1451122 – Cloudforms causes a Token Storm on OSP10 overcloud

Bug 1451122 - Cloudforms causes a Token Storm on OSP10 overcloud

Summary: Cloudforms causes a Token Storm on OSP10 overcloud

Keywords:
Status:	CLOSED CURRENTRELEASE
Alias:	None
Product:	Red Hat CloudForms Management Engine
Classification:	Red Hat
Component:	C&U Capacity and Utilization
Sub Component:
Version:	unspecified
Hardware:	x86_64
OS:	Linux
Priority:	urgent
Severity:	high
Target Milestone:	GA
Target Release:	5.9.0
Assignee:	Marek Aufart
QA Contact:	Ido Ovadia
Docs Contact:
URL:
Whiteboard:	openstack
Depends On:	1404324 1469457 1470221 1470226 1470227 1470230 1473713
Blocks:	1456021 1460318
TreeView+	depends on / blocked

Reported:	2017-05-15 21:00 UTC by Vincent S. Cojot
Modified:	2021-06-10 12:19 UTC (History)
CC List:	29 users (show)
Fixed In Version:	5.9.0.1
Doc Type:	If docs needed, set a value
Doc Text:
Clone Of:	1404324
Clones:	1456021 1460318 (view as bug list)
Environment:
Last Closed:	2018-03-06 15:50:14 UTC
Category:	---
Cloudforms Team:	Openstack
Target Upstream Version:
Embargoed:

Attachments	(Terms of Use)

Links
System	ID	Priority	Status	Summary	Last Updated
Launchpad	1649616	None	None	None	2017-05-15 21:00:14 UTC
OpenStack gerrit	456182	None	MERGED	Run token flush cron job hourly by default	2020-10-05 09:44:18 UTC
OpenStack gerrit	457553	None	MERGED	Change keystone token flush to run hourly	2020-10-05 09:44:18 UTC

Comment 2 Vincent S. Cojot 2017-05-15 21:03:03 UTC

Hi,
I am cloning this bug (Eng needs to fix the token_flush issue anyway) and routing to Cloudforms.
It appears that our token flush issue on OSP10 is being caused by Cloudforms generating a -lot- of tokens.
Here's an example:
$ sudo mysql keystone -e 'select count(token.id) as count,name from token,local_user where token.user_id=local_user.user_id group by name order by count desc;'
+---------+-------------------------+
| count   | name                    |
+---------+-------------------------+
| 3359889 | cloudforms              |
|  115602 | neutron                 |
|   87496 | ceilometer              |
|   55042 | nova                    |
|   27849 | glance                  |
|   27281 | gnocchi                 |
|   26843 | heat                    |
|   24704 | cinder                  |
|   21809 | sevone                  |
|    7472 | admin                   |
|    3270 | swift                   |
|     928 | foobar                  |
|     366 | evillal                 |
|      59 | heat_stack_domain_admin |
|      13 | aodh                    |
|      10 | heat-cfn                |
|       8 | coombsu                 |
+---------+-------------------------+

How come that cloudforms generated this many tokens?
Is this normal behaviour?

Comment 3 Greg Blomquist 2017-05-15 21:18:27 UTC

The only reason I can think for generating so many tokens is a CloudForms worker dying and restarting repeatedly.  Each time the worker restarts, it might try to reconnect to OSP to gather data.

Comment 11 Tzu-Mainn Chen 2017-05-16 13:39:43 UTC

Could we also get some information as to which version of CFME is being used?

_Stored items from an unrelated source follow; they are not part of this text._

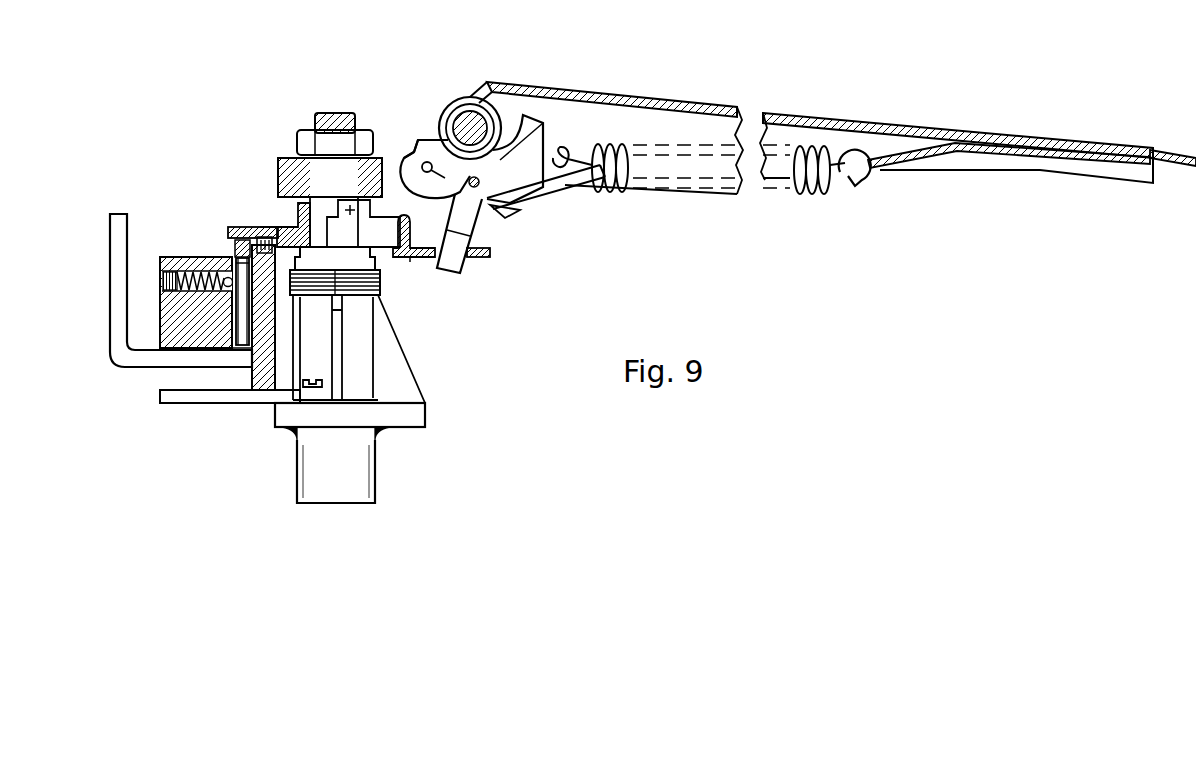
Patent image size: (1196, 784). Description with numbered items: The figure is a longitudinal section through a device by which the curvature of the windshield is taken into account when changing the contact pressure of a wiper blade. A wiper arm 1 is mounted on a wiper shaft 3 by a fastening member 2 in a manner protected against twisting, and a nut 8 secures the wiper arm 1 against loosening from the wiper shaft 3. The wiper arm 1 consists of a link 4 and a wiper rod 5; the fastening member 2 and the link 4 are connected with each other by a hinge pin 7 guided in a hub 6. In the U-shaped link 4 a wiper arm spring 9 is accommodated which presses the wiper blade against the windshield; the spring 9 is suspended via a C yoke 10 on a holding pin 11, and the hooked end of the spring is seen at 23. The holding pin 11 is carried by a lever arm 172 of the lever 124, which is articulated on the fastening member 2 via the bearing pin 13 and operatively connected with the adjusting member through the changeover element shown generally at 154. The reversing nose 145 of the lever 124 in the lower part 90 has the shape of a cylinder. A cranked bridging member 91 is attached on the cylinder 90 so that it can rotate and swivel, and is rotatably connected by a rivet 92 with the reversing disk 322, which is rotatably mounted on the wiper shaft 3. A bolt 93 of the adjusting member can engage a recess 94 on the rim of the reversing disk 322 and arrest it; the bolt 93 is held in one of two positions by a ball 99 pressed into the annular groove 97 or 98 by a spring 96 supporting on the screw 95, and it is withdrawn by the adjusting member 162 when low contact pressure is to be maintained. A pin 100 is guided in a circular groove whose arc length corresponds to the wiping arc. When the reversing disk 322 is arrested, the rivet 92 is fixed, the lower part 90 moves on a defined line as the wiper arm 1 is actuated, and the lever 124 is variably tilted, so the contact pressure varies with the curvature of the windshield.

The wiper arm 1 is at (925, 112).
The fastening member 2 is at (293, 237).
The wiper shaft 3 is at (290, 177).
The link 4 is at (712, 103).
The wiper rod 5 is at (1173, 152).
The hub 6 is at (470, 82).
The hinge pin 7 is at (468, 123).
The nut 8 is at (298, 137).
The wiper arm spring 9 is at (817, 193).
The C yoke 10 is at (560, 183).
The holding pin 11 is at (413, 165).
The bearing pin 13 is at (540, 133).
The spring hook 23 is at (853, 178).
The lower part 90 is at (490, 248).
The cranked bridging member 91 is at (427, 267).
The rivet 92 is at (410, 260).
The bolt 93 is at (230, 247).
The recess 94 is at (227, 250).
The screw 95 is at (160, 282).
The spring 96 is at (196, 295).
The annular groove 97 is at (205, 256).
The annular groove 98 is at (242, 330).
The ball 99 is at (197, 296).
The pin 100 is at (230, 238).
The lever 124 is at (440, 168).
The reversing nose 145 is at (507, 210).
The changeover element 154 is at (210, 190).
The adjusting member 162 is at (157, 227).
The lever arm 172 is at (410, 158).
The reversing disk 322 is at (277, 227).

Comment 15 CFME Bot 2017-05-17 09:53:06 UTC

https://github.com/ManageIQ/manageiq-gems-pending/pull/160

Comment 19 Tzu-Mainn Chen 2017-05-25 21:32:00 UTC

I've tested and merged Marek's PR:

https://github.com/ManageIQ/manageiq-providers-openstack/pull/45

The other one (https://github.com/ManageIQ/manageiq-gems-pending/pull/160) should not be considered part of this BZ.

By my testing Marek's PR reduces token generation to a quarter of what it was before, which is hopefully enough to avoid the token storm issue.  Marek, are there any other optimizations that you wanted to look into?

Comment 20 Marek Aufart 2017-05-26 08:53:34 UTC

https://github.com/ManageIQ/manageiq-providers-openstack/pull/45 should be the fix on CF side.

https://github.com/ManageIQ/manageiq-gems-pending/pull/160 is kind of enhancement and refactoring with just a minor effect on this issue, so I don't think we need backport it.

Other change which could decrease amount of Keystone Auth tokens significatly is merging EventWorkers (Cloud, Network, Storage if will be present) into one worker and distribute captured Events inside CF. This would be a bigger change in CF codebase and providers architecture. Which looks to me to be outside of scope of this BZ.

Comment 22 Rafael Urena 2017-06-01 15:56:41 UTC

the version is 5.7.0.17 if you still need it.

Comment 27 Tzu-Mainn Chen 2017-07-10 13:51:43 UTC

Ah, yep - do you have any information around the question I have in https://bugzilla.redhat.com/show_bug.cgi?id=1451122#c25?

Comment 28 Rafael Urena 2017-07-10 14:01:38 UTC

i don't see comment 25

Comment 29 Tzu-Mainn Chen 2017-07-10 14:13:04 UTC

Oh, whoops:

Thanks for the information! Just for clarification - NEC1 seems to be the environment where token generation is most under control, while MSC1, MSC2, and NEC2 seem to have unsustainable growth - does that match what you're seeing? What's the difference between these four environments?

Comment 31 Rafael Urena 2017-07-10 14:39:51 UTC

Usually if a change is made on one environment we make the change accross all 4 environments. All 4 environments were setup using the same proceedure and were done within a month of each other. There are 3 controllers on all 4 environments and 14 or 32 computes, nec or msc respectively. 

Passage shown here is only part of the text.